In January, Sherman questioned Fudge at a congressional hearing, saying that while he was pushing legislation, he thought the solution did not require a change in the law.

“Your department is more functional than Congress,” Sherman told Fudge. “So I hope that instead of coming to us and telling us what to do, I can come to you and tell you what you can do.”

“If I could do it today, I would,” said Fudge, who retired in March.

Sherman attributed the eight-month delay to bureaucracy, but said he thought a conversation he had with Acting Secretary Adrianne Todman had helped.

“I think she moved on with that,” he said.

Bass also pushed Todman to make the change as a member of the U.S. Conference of Mayors. In April, more than 50 mayors from across the country raised the issue in meetings with key members of the Biden administration, the U.S. Senate and the U.S. House of Representatives.
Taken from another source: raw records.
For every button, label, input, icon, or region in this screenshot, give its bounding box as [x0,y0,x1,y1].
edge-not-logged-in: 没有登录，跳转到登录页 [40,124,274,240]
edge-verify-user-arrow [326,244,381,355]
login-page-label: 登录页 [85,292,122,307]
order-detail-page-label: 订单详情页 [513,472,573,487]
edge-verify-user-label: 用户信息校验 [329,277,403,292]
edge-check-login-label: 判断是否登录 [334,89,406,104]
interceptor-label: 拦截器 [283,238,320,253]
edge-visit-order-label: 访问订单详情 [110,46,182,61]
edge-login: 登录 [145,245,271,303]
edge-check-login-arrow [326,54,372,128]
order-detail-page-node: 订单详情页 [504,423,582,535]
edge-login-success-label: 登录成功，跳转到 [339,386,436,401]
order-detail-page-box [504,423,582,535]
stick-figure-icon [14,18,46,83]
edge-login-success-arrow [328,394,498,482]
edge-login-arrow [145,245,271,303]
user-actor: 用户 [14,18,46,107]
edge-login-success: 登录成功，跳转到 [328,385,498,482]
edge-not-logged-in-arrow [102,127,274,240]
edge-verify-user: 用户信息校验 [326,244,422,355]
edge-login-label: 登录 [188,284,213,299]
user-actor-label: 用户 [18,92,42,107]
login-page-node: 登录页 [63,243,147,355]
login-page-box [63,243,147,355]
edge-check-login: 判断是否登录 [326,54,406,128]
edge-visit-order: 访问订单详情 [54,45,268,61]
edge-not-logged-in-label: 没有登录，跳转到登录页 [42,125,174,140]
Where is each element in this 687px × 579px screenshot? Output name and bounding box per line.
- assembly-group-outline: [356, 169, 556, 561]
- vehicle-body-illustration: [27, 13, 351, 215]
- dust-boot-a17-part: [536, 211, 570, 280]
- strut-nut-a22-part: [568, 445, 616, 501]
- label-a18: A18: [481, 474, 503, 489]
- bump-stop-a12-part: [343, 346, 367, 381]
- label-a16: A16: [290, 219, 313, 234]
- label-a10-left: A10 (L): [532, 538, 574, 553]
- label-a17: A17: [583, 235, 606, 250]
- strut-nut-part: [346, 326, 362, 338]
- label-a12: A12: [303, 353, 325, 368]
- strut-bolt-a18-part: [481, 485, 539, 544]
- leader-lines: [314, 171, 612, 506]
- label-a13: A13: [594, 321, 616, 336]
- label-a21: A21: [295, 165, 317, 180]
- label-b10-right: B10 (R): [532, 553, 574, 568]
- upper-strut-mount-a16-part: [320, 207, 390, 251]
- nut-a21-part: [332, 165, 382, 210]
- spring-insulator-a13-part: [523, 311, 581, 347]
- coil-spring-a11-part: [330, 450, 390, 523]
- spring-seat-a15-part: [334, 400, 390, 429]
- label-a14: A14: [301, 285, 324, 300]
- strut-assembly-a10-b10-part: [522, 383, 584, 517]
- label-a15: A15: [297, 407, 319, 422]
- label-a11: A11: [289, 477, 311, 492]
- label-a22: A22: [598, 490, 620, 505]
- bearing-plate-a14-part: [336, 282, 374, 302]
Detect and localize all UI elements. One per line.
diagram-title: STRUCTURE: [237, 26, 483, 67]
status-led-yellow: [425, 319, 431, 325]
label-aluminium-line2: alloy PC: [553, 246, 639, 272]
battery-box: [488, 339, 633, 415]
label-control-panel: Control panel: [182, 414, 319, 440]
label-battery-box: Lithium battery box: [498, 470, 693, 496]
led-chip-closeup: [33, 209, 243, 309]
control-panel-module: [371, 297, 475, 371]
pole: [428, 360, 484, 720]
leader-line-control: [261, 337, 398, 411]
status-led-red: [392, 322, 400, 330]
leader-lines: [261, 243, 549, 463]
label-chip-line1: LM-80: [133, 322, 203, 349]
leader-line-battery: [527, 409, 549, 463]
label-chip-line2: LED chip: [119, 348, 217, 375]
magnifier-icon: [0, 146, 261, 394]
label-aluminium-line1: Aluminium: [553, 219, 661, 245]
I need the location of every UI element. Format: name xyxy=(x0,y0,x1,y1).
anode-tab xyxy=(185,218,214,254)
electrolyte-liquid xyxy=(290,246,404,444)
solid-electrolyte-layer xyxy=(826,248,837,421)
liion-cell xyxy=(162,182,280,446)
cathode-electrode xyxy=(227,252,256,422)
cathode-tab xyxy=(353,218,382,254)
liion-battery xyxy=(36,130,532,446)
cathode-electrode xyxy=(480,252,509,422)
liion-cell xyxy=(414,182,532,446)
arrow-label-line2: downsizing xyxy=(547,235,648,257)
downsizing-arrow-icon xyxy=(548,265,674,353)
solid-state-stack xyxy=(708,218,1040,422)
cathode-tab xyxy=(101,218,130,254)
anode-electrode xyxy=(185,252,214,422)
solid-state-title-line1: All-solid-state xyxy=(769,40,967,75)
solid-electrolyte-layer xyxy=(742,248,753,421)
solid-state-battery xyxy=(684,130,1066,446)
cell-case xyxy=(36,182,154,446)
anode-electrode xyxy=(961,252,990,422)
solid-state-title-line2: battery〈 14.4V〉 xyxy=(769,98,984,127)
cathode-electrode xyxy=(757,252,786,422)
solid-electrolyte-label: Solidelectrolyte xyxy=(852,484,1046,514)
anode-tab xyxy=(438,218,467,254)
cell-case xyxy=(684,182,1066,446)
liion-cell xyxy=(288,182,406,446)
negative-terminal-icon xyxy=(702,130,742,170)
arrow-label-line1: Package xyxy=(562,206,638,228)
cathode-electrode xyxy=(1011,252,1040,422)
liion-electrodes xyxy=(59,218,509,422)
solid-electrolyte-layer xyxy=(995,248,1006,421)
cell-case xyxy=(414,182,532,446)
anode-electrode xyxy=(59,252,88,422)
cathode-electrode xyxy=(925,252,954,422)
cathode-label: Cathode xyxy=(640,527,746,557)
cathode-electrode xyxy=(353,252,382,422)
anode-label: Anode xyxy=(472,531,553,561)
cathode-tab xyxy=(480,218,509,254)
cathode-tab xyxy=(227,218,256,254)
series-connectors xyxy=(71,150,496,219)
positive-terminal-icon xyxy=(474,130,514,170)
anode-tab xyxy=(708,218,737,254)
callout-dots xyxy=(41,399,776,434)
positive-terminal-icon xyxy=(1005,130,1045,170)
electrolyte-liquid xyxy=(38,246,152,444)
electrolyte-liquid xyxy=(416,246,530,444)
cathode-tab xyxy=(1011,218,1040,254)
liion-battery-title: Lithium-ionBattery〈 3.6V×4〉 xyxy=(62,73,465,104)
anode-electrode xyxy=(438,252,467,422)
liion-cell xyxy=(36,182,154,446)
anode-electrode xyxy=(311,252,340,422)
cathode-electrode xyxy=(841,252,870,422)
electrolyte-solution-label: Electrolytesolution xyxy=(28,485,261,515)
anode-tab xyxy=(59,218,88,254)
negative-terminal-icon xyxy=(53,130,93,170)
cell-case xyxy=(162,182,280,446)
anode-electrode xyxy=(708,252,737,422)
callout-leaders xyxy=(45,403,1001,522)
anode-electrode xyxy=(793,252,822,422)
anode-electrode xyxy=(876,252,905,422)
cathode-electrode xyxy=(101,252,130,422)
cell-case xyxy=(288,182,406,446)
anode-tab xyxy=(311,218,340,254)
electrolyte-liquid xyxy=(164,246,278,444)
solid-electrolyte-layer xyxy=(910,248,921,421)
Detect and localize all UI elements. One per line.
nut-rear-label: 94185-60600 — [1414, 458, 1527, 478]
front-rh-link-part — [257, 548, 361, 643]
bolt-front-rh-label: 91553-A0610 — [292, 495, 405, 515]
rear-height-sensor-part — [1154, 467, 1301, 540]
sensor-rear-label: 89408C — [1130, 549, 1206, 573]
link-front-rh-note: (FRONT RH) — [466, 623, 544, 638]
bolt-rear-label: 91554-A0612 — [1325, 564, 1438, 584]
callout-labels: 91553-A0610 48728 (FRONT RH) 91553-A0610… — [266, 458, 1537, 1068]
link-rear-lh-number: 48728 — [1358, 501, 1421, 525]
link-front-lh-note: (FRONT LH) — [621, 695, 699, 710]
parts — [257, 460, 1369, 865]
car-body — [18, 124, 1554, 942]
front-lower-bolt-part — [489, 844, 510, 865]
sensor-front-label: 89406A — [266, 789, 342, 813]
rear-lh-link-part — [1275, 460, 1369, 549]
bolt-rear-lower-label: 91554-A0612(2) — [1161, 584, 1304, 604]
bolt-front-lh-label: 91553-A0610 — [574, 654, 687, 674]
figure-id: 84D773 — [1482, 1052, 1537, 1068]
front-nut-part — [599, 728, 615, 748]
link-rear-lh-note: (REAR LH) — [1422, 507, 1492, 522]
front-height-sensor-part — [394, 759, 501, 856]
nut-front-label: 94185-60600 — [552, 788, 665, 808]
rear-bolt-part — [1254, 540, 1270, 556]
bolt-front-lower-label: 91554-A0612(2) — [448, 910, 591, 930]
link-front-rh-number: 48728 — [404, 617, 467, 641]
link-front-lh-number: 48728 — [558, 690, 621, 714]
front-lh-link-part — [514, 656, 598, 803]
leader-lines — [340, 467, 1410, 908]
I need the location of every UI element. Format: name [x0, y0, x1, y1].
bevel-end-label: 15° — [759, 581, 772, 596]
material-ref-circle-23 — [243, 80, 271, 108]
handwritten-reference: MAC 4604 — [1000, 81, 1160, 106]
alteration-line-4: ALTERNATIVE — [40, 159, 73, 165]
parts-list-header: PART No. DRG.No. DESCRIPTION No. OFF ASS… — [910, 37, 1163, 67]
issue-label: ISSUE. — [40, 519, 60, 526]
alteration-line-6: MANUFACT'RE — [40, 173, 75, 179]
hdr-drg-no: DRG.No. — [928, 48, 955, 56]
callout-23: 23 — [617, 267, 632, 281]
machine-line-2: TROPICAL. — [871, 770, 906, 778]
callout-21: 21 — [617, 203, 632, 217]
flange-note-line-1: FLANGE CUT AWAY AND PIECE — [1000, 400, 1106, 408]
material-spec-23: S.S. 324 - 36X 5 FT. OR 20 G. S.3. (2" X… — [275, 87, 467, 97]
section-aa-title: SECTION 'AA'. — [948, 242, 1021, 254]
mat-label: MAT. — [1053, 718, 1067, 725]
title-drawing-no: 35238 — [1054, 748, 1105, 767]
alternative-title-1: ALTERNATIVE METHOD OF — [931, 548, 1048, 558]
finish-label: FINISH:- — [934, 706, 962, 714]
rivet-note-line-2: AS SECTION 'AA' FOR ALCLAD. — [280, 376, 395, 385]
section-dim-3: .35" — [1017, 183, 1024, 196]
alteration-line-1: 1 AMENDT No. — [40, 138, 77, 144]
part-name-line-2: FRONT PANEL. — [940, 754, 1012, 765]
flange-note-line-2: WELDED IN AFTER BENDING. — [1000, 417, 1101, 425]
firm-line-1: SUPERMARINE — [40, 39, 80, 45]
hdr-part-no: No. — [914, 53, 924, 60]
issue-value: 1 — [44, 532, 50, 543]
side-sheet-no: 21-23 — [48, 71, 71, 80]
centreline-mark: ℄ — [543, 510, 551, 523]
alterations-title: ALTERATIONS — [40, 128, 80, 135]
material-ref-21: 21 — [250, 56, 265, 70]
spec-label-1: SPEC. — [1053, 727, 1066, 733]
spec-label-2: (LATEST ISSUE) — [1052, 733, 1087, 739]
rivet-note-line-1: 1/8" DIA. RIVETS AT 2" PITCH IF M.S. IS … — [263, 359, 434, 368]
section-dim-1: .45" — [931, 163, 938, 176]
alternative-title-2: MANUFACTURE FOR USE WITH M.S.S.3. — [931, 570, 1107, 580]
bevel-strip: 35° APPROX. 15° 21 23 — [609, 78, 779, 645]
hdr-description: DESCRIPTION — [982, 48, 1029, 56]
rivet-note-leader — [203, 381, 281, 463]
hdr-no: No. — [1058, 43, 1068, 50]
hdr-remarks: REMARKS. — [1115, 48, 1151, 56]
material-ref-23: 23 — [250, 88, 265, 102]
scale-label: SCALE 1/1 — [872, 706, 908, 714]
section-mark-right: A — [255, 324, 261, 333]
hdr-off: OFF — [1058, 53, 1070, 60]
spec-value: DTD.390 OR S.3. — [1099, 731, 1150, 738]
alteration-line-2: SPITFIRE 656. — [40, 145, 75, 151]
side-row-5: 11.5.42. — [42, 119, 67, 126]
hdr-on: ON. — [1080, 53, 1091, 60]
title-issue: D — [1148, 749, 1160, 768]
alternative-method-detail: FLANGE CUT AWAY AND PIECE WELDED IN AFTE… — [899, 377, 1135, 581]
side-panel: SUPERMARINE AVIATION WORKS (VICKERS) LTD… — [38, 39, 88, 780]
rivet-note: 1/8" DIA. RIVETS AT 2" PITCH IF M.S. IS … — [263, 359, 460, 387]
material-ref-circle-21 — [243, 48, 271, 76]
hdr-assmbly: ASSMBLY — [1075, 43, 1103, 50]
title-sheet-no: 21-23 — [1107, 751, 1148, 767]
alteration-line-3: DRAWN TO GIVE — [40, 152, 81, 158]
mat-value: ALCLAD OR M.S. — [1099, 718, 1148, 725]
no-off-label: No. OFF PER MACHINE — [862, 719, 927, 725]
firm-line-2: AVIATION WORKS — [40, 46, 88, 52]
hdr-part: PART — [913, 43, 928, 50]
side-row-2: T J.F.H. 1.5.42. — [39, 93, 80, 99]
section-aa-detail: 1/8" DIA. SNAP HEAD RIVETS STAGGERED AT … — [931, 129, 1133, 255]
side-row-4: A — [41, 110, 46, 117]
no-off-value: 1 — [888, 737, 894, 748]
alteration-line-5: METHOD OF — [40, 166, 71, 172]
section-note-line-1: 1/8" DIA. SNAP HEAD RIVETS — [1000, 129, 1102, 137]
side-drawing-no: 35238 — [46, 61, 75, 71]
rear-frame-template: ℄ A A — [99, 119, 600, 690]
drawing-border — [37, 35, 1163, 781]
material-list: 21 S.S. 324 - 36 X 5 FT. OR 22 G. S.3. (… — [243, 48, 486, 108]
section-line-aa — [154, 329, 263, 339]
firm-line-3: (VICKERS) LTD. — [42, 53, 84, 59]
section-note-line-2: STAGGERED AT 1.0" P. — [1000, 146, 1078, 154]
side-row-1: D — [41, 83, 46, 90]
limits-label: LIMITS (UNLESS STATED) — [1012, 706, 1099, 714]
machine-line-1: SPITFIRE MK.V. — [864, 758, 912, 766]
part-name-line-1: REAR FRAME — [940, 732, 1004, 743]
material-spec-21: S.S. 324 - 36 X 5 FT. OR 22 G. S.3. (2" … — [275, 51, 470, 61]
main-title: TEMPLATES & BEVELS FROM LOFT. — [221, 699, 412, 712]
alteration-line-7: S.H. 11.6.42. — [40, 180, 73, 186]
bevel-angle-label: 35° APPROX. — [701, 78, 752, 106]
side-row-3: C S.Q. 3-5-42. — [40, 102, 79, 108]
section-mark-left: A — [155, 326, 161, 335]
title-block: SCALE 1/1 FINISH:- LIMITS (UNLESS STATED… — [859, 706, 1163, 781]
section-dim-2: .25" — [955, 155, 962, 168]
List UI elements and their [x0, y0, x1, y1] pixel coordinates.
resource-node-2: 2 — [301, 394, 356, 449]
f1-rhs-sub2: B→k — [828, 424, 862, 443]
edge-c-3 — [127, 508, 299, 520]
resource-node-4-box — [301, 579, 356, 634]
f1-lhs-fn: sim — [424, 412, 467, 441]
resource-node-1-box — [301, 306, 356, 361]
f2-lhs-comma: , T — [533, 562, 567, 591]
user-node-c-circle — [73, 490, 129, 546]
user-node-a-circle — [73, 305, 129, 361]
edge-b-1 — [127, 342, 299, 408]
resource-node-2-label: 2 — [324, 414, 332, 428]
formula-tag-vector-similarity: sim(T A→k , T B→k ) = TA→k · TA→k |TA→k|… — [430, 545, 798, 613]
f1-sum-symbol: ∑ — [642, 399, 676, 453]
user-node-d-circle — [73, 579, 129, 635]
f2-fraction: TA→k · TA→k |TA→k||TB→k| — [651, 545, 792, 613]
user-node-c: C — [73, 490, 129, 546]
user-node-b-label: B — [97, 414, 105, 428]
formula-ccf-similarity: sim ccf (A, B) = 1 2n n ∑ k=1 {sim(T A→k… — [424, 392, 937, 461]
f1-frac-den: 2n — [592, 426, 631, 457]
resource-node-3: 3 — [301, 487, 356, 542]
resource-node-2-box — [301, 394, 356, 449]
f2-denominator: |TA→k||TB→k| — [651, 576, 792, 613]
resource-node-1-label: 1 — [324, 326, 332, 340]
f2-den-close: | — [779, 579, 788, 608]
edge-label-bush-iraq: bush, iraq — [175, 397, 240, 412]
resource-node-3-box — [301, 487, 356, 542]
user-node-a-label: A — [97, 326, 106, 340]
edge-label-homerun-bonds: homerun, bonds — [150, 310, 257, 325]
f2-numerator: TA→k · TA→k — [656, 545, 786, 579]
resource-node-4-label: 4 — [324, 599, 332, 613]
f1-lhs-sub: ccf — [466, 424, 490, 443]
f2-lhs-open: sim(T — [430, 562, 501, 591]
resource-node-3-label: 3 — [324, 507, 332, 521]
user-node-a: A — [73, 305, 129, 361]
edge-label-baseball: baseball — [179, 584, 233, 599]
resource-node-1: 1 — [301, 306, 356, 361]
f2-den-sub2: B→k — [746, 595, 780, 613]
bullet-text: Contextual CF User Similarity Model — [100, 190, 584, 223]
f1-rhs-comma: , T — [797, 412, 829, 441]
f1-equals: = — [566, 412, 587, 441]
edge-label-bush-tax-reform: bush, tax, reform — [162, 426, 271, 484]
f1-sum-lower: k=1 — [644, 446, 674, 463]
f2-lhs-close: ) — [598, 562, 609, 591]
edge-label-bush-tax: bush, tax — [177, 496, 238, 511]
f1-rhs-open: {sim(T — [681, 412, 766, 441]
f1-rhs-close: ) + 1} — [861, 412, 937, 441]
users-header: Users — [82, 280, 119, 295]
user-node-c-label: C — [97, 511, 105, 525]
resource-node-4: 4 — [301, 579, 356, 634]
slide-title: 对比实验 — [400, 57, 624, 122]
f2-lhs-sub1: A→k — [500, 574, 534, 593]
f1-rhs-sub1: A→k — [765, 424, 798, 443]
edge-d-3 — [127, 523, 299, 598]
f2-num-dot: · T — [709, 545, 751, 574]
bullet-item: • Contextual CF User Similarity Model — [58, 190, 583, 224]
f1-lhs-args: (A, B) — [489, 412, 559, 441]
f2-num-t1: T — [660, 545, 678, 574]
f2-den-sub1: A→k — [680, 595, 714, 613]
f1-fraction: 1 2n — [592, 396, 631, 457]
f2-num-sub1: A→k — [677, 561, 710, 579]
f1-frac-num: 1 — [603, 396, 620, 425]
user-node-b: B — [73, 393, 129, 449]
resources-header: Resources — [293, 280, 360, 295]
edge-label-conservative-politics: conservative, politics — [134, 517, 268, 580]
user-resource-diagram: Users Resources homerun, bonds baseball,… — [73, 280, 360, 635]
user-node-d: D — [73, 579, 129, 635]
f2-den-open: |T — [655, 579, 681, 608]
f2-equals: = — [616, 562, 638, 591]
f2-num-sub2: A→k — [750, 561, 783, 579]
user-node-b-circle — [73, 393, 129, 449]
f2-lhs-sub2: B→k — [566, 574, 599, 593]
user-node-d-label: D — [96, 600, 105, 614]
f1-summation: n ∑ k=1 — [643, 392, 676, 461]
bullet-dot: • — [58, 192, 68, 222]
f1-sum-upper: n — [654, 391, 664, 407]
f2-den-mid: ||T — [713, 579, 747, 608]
A sign in support of housing for homeless veterans sits outside a tent on Veterans Row

A sign in support of housing for homeless veterans sits outside a tent on Veterans Row along San Vicente Boulevard in West Los Angeles on October 30, 2021.

(Genaro Molina / Los Angeles Times)

HUD also made $20 million available for additional administrative funds to 245 public housing agencies in 43 states to expand their housing assistance to support veterans, expand landlord recruitment for the program, offer incentives and retention payments, assist veterans with security deposits, and provide landlord-tenant mediation activities.

The new policy also requires public housing agencies that administer HUD-VASH vouchers to set income eligibility for veterans at 80% of the area median income, up from the generally applicable 50%. This expanded eligibility will allow more veterans to be housed.

Under the new policy, disability compensation will continue to be counted as income in calculating the amount a veteran must pay for rent, but not in determining eligibility. Tenants in subsidized housing must pay 30% of their income toward rent.

Sherman said he refrained from including the rent calculation in his legislation because a change would have had budgetary implications and would have made it more difficult to pass.

“I wanted to start with eligibility and then come back and deal with the rent calculation,” she said.

Sherman said he thought the policy change was better than a U.S. District Court ruling because it is not subject to appeal.